In this example, we embed a SPARQL query within an XSLT stylesheet. This query simply fetches the FOAF file of Ivan Herman and returns the list of his friends, possibly with their mailbox and the URI of their webpage. The results are inside of a select attribute in an apply-templates element, so the XSLT processor will search for a template that matches the root element of the results. We can write one and continue the processing of the query results, for instance, to render an HTML table with the information.
This is a simple example, but we have some others which are more complex and can provide a better insight of the features of XSLT+SPARQL. For instance, we created one that does something similar to the example of Ivan’s friends, but it uses the DBPedia SPARQL endpoint to get any kind of data, for instance, a list of German cities. Other examples can produce two kinds of ISO standarized displays for thesauri from SKOS data.
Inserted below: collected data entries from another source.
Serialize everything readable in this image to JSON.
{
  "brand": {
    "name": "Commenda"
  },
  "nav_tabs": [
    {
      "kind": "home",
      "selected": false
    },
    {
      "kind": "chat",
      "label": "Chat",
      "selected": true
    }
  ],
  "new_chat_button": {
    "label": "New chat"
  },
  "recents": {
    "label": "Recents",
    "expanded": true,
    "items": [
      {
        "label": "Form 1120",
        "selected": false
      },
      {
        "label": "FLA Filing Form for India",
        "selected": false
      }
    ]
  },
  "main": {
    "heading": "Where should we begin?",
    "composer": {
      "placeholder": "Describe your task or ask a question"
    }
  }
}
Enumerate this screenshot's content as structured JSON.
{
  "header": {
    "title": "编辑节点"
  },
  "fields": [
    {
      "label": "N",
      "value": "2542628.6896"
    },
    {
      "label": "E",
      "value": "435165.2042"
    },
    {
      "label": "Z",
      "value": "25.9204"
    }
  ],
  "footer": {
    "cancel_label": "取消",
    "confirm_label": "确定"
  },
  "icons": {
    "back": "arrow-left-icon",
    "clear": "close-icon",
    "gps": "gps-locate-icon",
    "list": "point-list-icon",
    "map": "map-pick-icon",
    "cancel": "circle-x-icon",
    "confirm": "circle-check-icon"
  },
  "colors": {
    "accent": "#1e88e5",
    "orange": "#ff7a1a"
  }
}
One of them is simply an alphabetical listing, but the second one is a hierarchal display that looks like a tree. To build it, we simply used recursive XSLT templates. Finally, we wrote an “spider” agent that has the ability to retrieve data from the web on-demand. For instance, if Ivan’s FOAF file does not contain the name of his friends, the script can de-reference the URIs and progressively build a richer RDF model.
We can summarize two conclusions. Firstly, our work can overcome the limitations of XSLT to process RDF data, regardless of its serialization format. Note that we can address RDF data from XSLT+SPARQL even if it is available in other syntaxes, such as N3. Secondly, these functions give you, the developers of scripts for the semantic web, a new language to write such scripts. And this platform still has the potential to grow, for instance, by introducing functions to perform reasoning and inference.